I agree completely that displaying <ins> underlined is a bad idea: in the context of the web, not only does it imply a link, but it’s so rarely seen that even once someone realizes that it isn’t a link they aren’t likely to think “oh, it must be inserted text that he added later.” However, I’m not so convinced that the linethrough display of <del> is a good thing, either. For a single word, especially one with a capital letter and some ascenders and descenders, so that it’s partially recognized by shape alone, it’s not too bad, but when you want people to be able to still read several words (or worse yet lines), linethrough is pretty evil looking. What I’d really like is to be able to control the text-decoration color separately from the text color, so that I could have the text a bit lighter than normal, with the linethrough quite a bit lighter (or, in better keeping with my lazy reality, have browsers do it automatically for me).
Half-way through this one and I was ready to post a big Whaaaaa? – until I realized you weren’t discussing computer keyboards. Color me up too early for blog comprehension. And then strike it.
Oh, making that Ins not suck is easy: tear it off your keyboard. I had to look to be sure, but nope, my laptop keyboard doesn’t have one. That would be the first time I’ve looked, in 14 months. I’m sure that for the 0.0001% of the population that uses it, it’s absolutely vital, but I can’t really remember the last time I hit it intentionally, except as a control key.

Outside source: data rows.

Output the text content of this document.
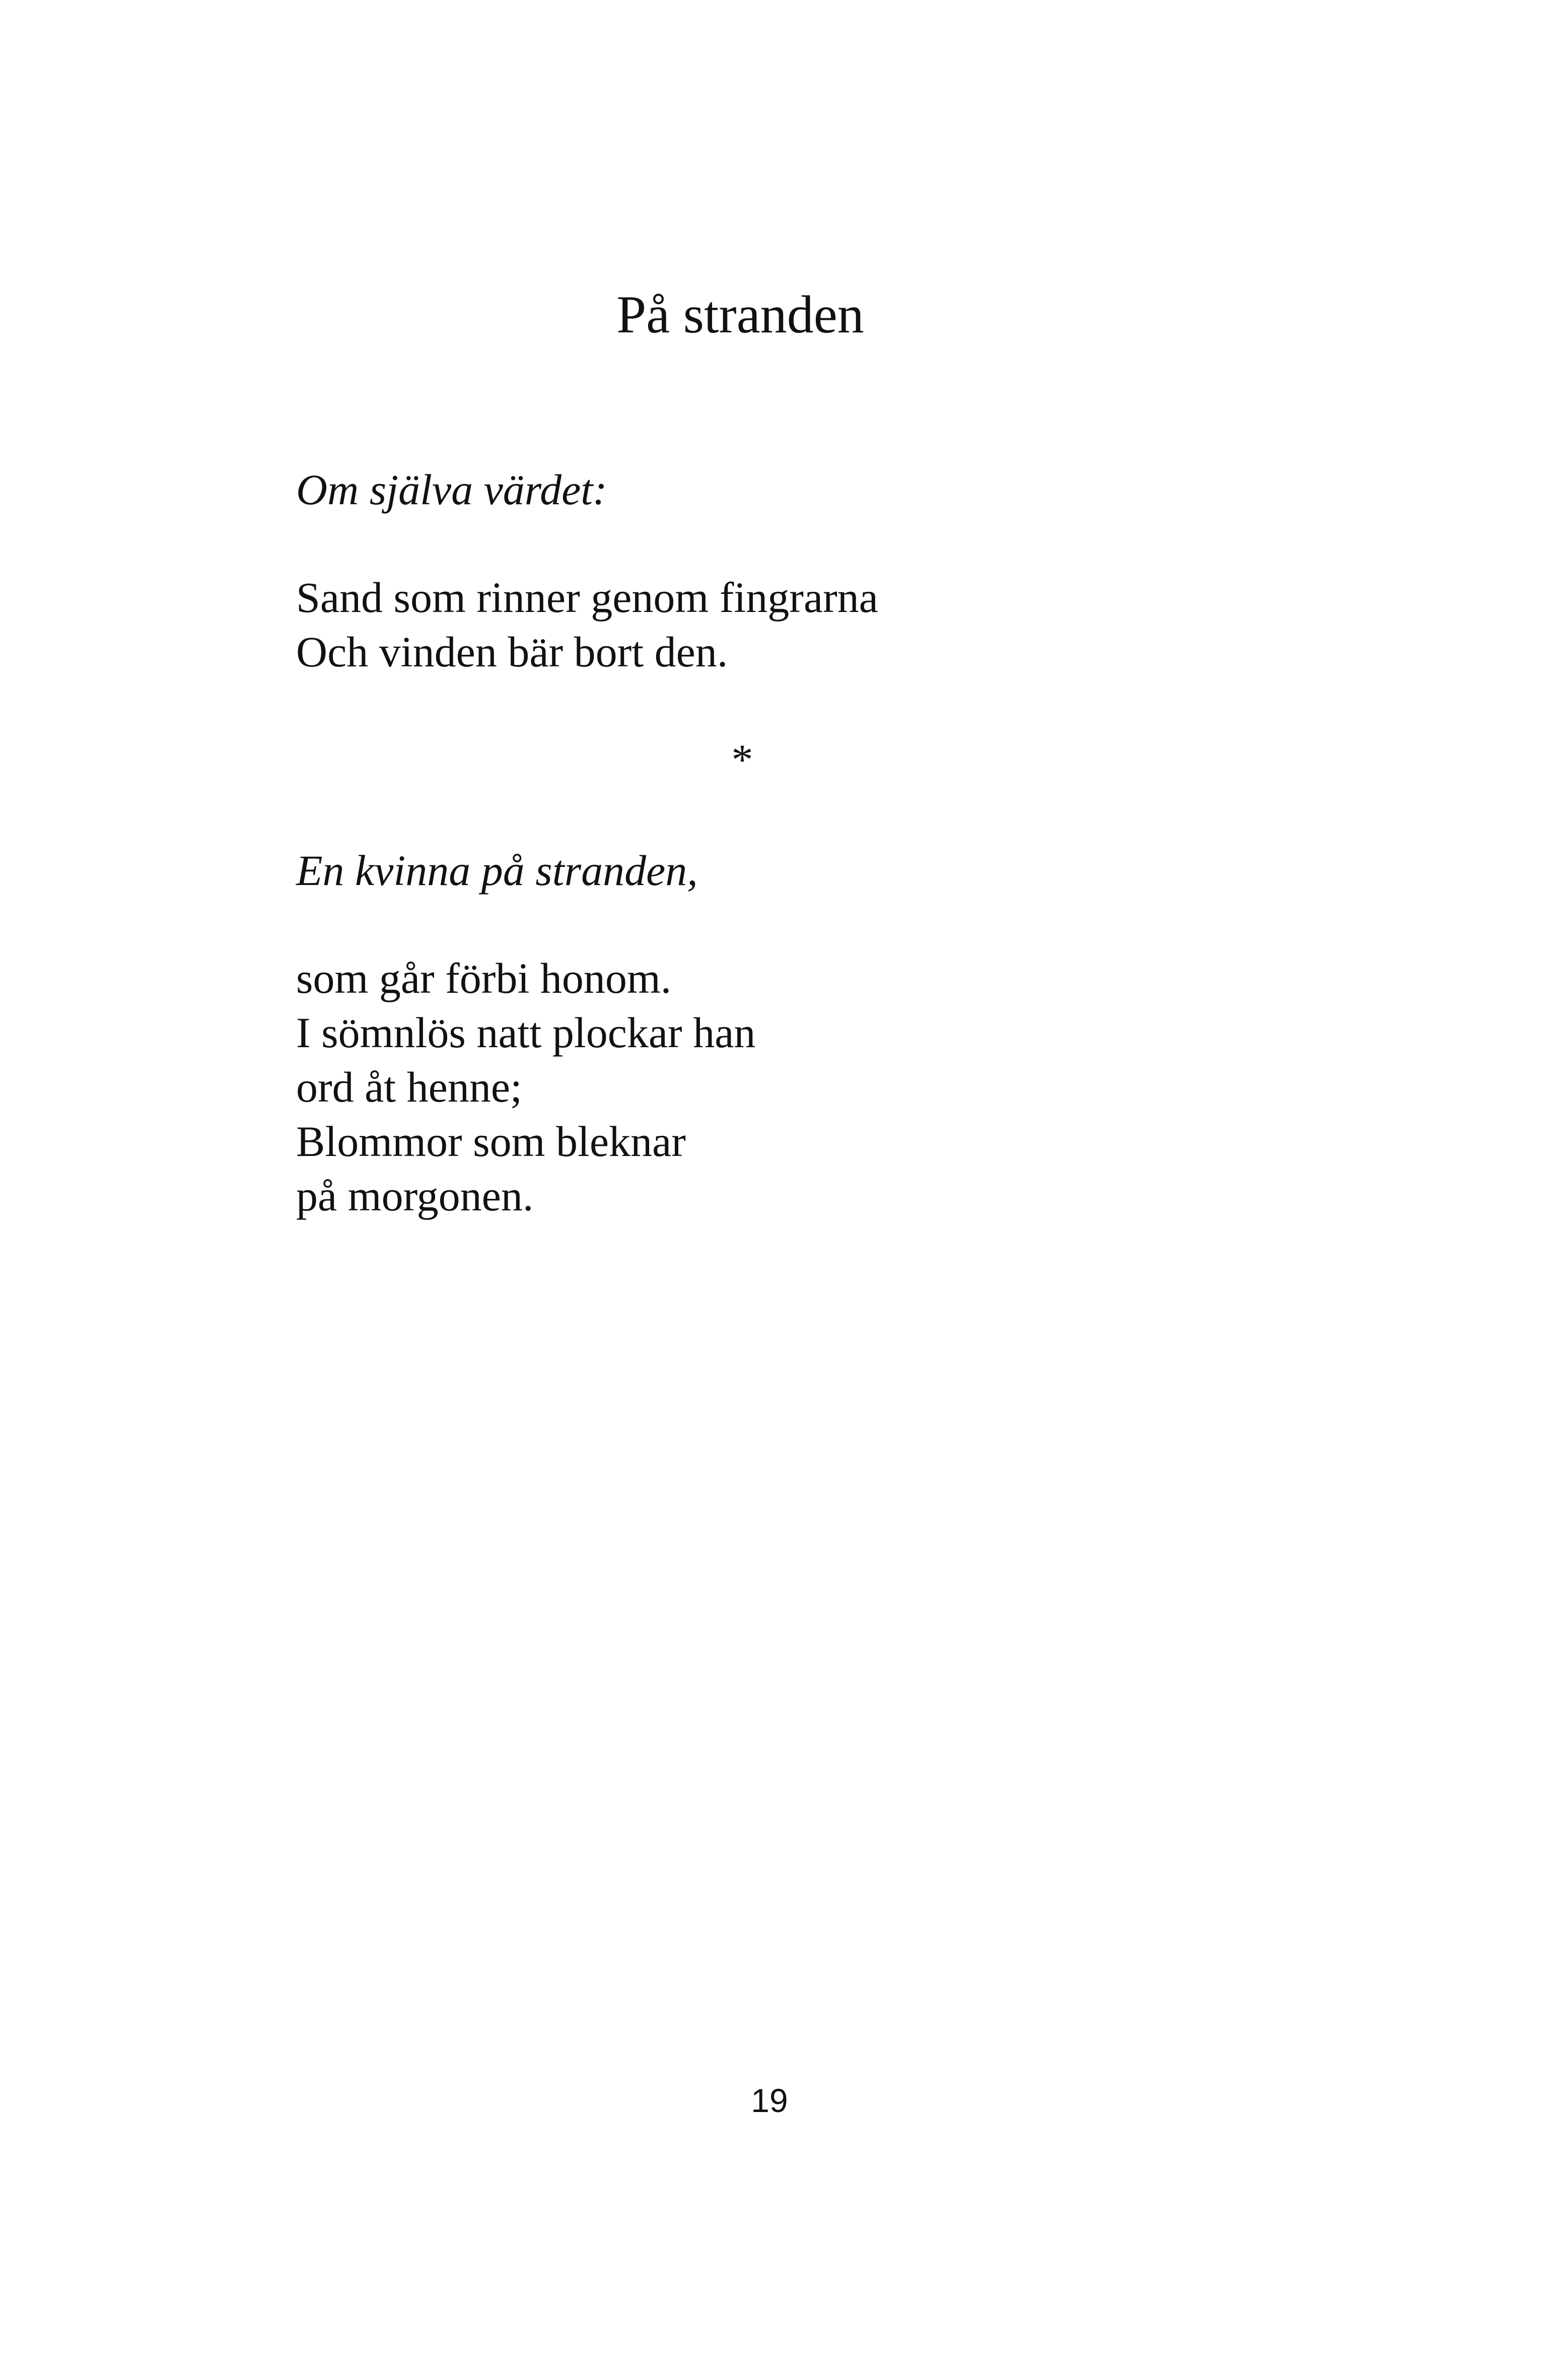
På stranden
Om själva värdet:
Sand som rinner genom fingrarna
Och vinden bär bort den.
*
En kvinna på stranden,
som går förbi honom.
I sömnlös natt plockar han
ord åt henne;
Blommor som bleknar
på morgonen.
19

I think this is an area where Mozilla definitely has it better than IE. A line-througth makes it harder to read text, but the text is still readable, whereas Internet Explorer’s big fat lines obscure far too much of the underneath text.
Being able to pick text-decoration colours sounds good, though.
The overstrike for DEL and underline for INS seems consistent with revision marks used in MS Word, and perhaps other word processors as well. They even go so far as to change the color, but that might further confuse things with hyperlinks.
What I’d like to see is a toggle to display or hide DEL-marked text in the browser, and perhaps even a way to go backwards and forwards in time to view a document’s various stages of revision.